"Depuis vingt ans, l'inflation carcérale semble être en France une fatalité" : dans son rapport annuel dévoilé mercredi, la contrôleure générale des lieux de privation de liberté (CGLPL) dresse un "constat d’échec" de la lutte contre la surpopulation en prison et "s’alarme de constater que l’enfermement devient la réponse à tous les maux de la société". Adeline Hazan dénonce notamment le fait que les "atteintes à l’ensemble des droits fondamentaux qui contribuent à la dignité de la personne n’ont pas régressé", citant le droit à la santé, à l’intimité, au maintien des liens familiaux… Elle déplore également une dégradation des conditions de vie au quotidien dans les établissements pénitentiaires, qui s'ajoute à un durcissement de la sécurité et au manque de personnels.
Un taux d’occupation record
"L’un des obstacles majeurs à l’effectivité des droits fondamentaux des personnes détenues est la surpopulation carcérale", écrit le rapport annuel de la CGLPL. Au 1er décembre 2018, un "niveau inégalé" de 71.000 détenus a été recensé sur l’ensemble de 188 établissements pénitentiaires français, alors que le pays compte 60.000 places de prison. "La densité moyenne des maisons d’arrêt au 1er novembre 2018 était de 141%, et l’on comptait 1.472 matelas au sol", précise encore le rapport. Des taux d’occupation jusqu'à 180% ont été observés par endroits.
Des fouilles "intrusives"
Cette surpopulation a pour principale conséquence la "forte dégradation des conditions de vie en détention", poursuit le rapport, en citant un contexte de "durcissement général des règles de sécurité" et notamment "la banalisation de la pratique des fouilles intégrales". "Dans de nombreux établissements, des fouilles systématiques sont toujours réalisées lors d’événements motivés de manière vague et non tracées. Le principe du respect de la dignité des personnes détenues n’est en outre pas toujours respecté, soit en raison de méthodes de fouilles inutilement intrusives ou humiliantes, soit en raison de l’inadaptation des locaux de fouille", note la CGLPL, qui a visité en 2018 22 établissements, et 1.541 depuis sa création en 2007.
Des atteintes à la dignité des détenus
Si le rapport salue "quelques mesures" qui ont permis d’améliorer le quotidien des détenus, comme la généralisation des téléphones muraux en cellules, il pointe du doigt une "forte dégradation des conditions de vie" dans les établissements pénitentiaires, exception faite des bâtiments les plus récents. Hygiène déplorable (moisissures, infiltrations d’eau, saleté…), prolifération de nuisibles (rats, punaises de lit…), maintenance des bâtiments non assurée, carence en équipements (lavabos cassés, toilettes bouchées, absence de réfrigérateurs…) sont autant de facteurs qui portent atteinte à la dignité des détenus, relève la CGLPL.

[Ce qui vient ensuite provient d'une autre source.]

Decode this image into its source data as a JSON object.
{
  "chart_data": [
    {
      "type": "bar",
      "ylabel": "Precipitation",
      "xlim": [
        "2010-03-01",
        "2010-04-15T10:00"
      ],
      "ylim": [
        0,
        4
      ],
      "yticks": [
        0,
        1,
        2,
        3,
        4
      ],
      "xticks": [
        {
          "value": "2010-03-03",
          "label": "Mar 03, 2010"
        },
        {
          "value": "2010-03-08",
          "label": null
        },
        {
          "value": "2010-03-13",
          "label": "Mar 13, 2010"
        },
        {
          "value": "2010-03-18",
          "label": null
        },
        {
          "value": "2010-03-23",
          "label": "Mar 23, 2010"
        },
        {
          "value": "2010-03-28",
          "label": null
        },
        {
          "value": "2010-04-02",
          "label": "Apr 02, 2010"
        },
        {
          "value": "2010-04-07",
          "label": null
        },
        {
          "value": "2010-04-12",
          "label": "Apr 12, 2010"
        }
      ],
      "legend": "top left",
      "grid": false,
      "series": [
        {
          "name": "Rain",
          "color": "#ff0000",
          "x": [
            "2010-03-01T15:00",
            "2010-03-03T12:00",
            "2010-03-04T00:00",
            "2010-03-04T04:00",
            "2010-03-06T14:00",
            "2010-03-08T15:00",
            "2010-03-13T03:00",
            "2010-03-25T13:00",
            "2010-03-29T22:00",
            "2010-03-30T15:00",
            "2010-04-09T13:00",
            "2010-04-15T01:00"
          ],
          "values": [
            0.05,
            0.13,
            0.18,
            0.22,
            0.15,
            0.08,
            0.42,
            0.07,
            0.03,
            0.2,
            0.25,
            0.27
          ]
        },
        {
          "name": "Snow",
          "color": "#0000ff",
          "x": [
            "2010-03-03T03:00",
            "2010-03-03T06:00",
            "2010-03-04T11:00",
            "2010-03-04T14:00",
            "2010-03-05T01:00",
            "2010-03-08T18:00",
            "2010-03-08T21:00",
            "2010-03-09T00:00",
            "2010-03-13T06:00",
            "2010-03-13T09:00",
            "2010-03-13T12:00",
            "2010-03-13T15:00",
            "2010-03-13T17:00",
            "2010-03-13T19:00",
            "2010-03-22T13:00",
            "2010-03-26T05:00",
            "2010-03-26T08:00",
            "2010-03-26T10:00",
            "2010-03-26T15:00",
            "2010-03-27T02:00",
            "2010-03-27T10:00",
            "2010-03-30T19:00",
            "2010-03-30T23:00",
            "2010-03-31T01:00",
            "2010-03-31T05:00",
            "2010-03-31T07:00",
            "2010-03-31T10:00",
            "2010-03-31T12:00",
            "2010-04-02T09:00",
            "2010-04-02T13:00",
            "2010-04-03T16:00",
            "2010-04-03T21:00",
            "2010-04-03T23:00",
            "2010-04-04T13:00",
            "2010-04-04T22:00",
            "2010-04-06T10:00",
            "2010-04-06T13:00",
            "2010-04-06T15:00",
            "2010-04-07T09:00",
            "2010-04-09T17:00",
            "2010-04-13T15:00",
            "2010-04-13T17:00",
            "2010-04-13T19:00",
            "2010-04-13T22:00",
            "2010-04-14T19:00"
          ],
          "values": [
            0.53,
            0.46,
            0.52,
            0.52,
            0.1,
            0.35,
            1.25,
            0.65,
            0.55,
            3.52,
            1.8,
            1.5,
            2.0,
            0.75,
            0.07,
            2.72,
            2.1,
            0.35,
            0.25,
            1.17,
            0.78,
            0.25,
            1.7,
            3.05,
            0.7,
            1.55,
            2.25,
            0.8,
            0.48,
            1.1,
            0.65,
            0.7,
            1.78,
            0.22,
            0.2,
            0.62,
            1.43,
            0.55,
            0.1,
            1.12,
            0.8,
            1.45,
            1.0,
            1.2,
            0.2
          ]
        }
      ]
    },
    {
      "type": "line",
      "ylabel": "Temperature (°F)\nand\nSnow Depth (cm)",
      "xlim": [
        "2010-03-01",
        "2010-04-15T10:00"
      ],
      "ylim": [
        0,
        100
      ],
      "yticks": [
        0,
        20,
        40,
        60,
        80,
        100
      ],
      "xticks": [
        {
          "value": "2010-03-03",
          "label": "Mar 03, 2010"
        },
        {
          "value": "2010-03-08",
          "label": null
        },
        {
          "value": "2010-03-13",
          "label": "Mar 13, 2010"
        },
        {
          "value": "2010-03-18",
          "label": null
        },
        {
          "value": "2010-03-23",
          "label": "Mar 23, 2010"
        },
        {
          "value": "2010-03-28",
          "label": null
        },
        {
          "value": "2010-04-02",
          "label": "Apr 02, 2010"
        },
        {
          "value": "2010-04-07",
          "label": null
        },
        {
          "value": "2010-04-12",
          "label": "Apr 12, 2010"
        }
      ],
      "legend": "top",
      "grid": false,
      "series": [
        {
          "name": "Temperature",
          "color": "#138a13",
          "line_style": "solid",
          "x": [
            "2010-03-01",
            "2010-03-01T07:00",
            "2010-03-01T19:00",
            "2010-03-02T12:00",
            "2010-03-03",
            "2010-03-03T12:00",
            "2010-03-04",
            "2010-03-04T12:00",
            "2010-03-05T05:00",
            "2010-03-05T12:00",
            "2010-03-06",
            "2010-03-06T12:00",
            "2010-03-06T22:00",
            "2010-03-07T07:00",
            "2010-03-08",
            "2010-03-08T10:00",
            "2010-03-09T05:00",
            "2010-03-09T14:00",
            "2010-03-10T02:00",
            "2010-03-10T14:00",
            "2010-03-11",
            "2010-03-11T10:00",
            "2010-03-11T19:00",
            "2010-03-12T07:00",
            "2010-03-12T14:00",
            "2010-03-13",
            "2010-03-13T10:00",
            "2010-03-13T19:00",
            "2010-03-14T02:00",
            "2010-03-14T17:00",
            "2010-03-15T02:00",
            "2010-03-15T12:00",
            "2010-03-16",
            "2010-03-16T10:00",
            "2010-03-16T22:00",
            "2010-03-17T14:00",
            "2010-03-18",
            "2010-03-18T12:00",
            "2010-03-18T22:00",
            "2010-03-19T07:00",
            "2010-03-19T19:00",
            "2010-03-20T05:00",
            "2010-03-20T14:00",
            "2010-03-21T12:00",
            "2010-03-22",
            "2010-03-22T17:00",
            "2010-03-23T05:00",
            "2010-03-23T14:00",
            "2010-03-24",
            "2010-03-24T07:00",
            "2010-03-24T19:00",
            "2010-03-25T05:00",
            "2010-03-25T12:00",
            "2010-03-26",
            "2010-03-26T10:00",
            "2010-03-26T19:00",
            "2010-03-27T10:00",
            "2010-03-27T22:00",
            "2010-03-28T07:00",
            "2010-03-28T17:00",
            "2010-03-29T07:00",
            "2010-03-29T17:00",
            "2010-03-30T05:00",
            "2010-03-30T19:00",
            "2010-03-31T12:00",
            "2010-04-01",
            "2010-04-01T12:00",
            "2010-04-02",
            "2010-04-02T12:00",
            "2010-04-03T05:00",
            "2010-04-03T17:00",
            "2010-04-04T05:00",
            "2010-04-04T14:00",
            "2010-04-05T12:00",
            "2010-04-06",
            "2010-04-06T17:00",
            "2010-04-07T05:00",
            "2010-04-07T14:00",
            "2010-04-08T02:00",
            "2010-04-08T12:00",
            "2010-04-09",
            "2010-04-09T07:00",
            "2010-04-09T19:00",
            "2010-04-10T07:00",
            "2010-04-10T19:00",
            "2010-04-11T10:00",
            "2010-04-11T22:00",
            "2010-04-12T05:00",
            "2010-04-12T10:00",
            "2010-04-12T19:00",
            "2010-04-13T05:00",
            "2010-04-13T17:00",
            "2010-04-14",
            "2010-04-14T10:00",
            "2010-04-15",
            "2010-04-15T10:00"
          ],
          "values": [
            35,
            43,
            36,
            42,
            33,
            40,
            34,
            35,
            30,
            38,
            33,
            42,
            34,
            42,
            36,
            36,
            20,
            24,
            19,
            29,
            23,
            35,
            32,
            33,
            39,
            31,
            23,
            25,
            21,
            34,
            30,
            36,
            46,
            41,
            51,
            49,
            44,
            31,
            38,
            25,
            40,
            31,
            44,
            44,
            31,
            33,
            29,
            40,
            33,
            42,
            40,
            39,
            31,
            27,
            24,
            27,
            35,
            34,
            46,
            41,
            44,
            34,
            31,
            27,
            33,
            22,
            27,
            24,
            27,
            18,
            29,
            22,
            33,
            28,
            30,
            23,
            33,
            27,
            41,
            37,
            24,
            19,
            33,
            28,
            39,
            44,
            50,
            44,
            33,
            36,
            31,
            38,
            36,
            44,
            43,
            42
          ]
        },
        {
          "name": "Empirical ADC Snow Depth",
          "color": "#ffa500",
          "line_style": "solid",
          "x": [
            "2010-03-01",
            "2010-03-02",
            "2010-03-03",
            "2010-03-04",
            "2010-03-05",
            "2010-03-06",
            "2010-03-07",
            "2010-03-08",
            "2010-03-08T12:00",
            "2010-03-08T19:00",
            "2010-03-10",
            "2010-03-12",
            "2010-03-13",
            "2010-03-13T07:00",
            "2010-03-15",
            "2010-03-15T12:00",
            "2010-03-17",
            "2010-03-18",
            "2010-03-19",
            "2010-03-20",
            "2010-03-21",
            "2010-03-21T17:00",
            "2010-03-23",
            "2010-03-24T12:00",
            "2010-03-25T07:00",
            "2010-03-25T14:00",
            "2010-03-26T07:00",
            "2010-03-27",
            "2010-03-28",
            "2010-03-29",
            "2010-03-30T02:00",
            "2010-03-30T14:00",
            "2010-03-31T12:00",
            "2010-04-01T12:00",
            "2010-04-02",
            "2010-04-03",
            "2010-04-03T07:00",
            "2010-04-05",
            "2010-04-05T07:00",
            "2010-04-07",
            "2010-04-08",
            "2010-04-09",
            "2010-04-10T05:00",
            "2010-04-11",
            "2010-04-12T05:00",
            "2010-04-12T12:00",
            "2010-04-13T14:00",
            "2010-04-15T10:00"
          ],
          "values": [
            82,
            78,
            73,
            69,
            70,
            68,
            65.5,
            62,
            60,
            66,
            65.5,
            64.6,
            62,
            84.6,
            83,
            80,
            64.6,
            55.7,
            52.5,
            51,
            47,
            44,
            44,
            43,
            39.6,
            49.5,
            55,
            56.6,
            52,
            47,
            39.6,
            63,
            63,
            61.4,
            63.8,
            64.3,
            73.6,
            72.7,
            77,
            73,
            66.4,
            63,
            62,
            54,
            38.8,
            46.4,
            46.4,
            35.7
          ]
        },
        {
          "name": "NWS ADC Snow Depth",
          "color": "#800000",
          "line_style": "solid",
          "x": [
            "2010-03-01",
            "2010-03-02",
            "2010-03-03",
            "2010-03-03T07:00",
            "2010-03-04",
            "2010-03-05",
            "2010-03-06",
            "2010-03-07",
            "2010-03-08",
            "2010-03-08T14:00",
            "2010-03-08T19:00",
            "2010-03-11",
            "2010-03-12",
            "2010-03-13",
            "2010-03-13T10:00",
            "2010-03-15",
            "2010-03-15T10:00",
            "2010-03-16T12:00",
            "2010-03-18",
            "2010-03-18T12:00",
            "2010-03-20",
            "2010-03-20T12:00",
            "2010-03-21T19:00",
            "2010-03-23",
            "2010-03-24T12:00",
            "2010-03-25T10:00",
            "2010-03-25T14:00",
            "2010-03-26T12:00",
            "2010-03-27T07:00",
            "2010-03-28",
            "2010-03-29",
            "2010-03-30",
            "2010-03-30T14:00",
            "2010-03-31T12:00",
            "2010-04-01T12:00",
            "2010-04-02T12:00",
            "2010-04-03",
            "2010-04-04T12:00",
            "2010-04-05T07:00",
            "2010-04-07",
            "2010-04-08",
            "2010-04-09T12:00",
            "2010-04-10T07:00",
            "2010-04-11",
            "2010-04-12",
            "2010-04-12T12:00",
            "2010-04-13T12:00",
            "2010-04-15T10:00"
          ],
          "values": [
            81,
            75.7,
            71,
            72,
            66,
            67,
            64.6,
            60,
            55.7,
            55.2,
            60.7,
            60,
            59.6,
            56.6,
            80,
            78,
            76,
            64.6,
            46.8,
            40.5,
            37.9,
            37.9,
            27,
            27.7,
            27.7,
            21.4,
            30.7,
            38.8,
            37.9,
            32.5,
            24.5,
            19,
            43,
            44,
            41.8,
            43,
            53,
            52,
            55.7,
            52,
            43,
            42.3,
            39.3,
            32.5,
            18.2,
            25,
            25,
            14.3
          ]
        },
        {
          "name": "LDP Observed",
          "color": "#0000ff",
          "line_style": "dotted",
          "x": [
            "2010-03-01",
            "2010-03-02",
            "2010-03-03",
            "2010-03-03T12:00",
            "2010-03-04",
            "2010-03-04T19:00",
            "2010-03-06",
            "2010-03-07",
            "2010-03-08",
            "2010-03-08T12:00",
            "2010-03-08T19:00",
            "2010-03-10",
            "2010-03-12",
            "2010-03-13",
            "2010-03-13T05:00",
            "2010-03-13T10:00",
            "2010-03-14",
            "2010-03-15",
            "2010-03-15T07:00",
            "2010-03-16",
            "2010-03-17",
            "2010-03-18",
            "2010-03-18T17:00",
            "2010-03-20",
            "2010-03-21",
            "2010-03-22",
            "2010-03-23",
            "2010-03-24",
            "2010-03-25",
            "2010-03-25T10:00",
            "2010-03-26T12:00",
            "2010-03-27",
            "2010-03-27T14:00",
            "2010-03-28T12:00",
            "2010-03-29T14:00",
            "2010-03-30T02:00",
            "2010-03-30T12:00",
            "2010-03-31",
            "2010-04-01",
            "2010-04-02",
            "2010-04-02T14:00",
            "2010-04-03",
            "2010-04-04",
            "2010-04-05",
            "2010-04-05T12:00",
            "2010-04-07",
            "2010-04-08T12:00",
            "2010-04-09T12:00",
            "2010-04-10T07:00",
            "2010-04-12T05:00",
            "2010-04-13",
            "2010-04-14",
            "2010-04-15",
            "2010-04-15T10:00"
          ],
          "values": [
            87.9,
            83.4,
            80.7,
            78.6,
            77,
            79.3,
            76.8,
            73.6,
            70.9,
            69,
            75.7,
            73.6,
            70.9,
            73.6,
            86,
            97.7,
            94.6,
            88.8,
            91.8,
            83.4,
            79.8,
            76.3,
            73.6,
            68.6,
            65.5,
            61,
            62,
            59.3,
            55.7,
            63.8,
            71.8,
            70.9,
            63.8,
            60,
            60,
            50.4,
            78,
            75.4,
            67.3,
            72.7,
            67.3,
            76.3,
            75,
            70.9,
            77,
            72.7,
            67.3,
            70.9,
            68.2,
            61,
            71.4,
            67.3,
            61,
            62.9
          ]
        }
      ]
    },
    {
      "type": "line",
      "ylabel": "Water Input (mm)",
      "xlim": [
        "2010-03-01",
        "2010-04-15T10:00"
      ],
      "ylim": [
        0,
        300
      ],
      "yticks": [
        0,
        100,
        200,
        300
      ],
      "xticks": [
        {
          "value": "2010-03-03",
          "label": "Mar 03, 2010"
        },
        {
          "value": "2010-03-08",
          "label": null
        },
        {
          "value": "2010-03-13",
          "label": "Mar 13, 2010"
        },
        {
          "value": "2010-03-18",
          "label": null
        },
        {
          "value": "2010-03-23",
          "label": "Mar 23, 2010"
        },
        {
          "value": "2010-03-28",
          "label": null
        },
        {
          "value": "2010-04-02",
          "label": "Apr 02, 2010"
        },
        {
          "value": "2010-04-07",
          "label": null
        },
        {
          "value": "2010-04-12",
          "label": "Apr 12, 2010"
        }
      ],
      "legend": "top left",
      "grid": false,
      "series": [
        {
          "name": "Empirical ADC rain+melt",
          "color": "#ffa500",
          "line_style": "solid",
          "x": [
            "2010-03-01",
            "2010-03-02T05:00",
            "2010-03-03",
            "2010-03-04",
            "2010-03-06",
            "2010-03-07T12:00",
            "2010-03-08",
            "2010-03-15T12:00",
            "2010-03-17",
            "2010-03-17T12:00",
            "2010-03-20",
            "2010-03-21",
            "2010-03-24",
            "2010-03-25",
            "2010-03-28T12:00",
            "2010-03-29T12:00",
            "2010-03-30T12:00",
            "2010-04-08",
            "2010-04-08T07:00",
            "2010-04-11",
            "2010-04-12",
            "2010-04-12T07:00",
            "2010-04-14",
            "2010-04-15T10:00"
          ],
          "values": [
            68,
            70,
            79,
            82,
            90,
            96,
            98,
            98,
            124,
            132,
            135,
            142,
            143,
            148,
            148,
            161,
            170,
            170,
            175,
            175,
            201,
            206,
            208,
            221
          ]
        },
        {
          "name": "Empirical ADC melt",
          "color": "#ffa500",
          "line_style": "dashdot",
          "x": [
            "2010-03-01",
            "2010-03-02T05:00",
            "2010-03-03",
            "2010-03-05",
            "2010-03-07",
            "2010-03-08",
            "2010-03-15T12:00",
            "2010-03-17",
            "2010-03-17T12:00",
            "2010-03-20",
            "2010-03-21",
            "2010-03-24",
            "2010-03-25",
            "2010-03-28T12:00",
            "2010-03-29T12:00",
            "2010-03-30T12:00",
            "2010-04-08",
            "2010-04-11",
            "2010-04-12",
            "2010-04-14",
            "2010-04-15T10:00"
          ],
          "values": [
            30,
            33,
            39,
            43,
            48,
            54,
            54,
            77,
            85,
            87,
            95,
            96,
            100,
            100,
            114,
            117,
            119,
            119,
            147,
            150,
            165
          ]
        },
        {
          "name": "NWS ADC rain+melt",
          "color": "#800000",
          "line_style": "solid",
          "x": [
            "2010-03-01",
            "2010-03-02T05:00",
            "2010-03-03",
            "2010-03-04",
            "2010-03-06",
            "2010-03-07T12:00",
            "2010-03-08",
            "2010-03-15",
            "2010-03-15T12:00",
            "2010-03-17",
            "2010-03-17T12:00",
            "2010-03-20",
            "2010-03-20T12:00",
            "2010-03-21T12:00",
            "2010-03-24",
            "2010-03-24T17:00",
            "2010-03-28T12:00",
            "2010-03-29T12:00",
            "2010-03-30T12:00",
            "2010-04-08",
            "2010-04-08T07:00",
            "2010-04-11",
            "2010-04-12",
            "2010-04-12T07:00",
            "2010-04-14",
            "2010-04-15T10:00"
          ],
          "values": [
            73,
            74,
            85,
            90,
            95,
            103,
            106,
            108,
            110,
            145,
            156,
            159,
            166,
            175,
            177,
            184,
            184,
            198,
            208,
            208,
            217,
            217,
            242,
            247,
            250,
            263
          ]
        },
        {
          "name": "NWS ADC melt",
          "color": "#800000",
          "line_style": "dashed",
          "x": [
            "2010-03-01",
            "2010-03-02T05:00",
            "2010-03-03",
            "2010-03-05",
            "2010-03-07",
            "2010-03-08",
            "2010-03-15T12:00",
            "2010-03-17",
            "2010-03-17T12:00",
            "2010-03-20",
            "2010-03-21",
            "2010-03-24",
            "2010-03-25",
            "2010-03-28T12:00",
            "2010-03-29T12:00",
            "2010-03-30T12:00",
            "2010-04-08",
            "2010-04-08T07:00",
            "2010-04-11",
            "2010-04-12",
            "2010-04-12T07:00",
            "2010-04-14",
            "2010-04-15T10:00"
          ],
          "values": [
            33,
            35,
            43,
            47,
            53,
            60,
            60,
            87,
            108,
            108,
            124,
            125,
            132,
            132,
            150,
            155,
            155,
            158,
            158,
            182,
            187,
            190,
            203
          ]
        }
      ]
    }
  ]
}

Le manque de personnels pénitentiaires
L’état des prisons françaises met à la fois en danger les personnes détenues mais aussi les personnels pénitentiaires, souligne le rapport. "Partout, le personnel et les moyens manquent", est-il écrit, en rappelant que les prisons françaises ont connu en 2018 le plus grand conflit social depuis un quart de siècle. Un mouvement d’ampleur des surveillants a en effet touché 115 des 188 prisons début 2018, à la suite d’une agression de surveillants, et conduit à quinze jours de blocages. Un an après ce mouvement, les "causes structurelles qui ont conduit au mécontentement demeurent", a observé Adeline Hazan en conférence de presse mercredi.
Pour elle, seule la mise en œuvre d'une "politique publique de désinflation carcérale efficace, qui mette un terme aux échecs des politiques antérieures, bridées par la crainte de l'opinion publique", permettra d'éradiquer le fléau de la surpopulation. La CGLPL dénonce à ce titre la construction prévue de 15.000 places de prison par l’État qui, "destinées à produire ses effets en quinze ans, ne peut résoudre les difficultés actuelles", et s’inquiète également de la loi de réforme de la justice, qui "ne va pas faire baisser la population carcérale" car un certain nombre de peines ne seront plus aménageables.
Les établissements de santé mentale pointés du doigt. Dans tous les autres lieux de privation de liberté - établissements de santé mentale, centres de rétention administrative, centres éducatifs fermés pour mineurs et locaux de garde à vue - où le CGLPL "assure une mission de prévention (des) traitements cruels inhumains ou dégradants", le tableau dressé est tout aussi sombre. Concernant la psychiatrie notamment, "parent pauvre" de la santé, la contrôleure générale déplore dans son rapport l’insuffisance des moyens alloués, le recours inadapté aux mesures d’isolement ou encore les restrictions de libertés liées au placement en soins sans consentement.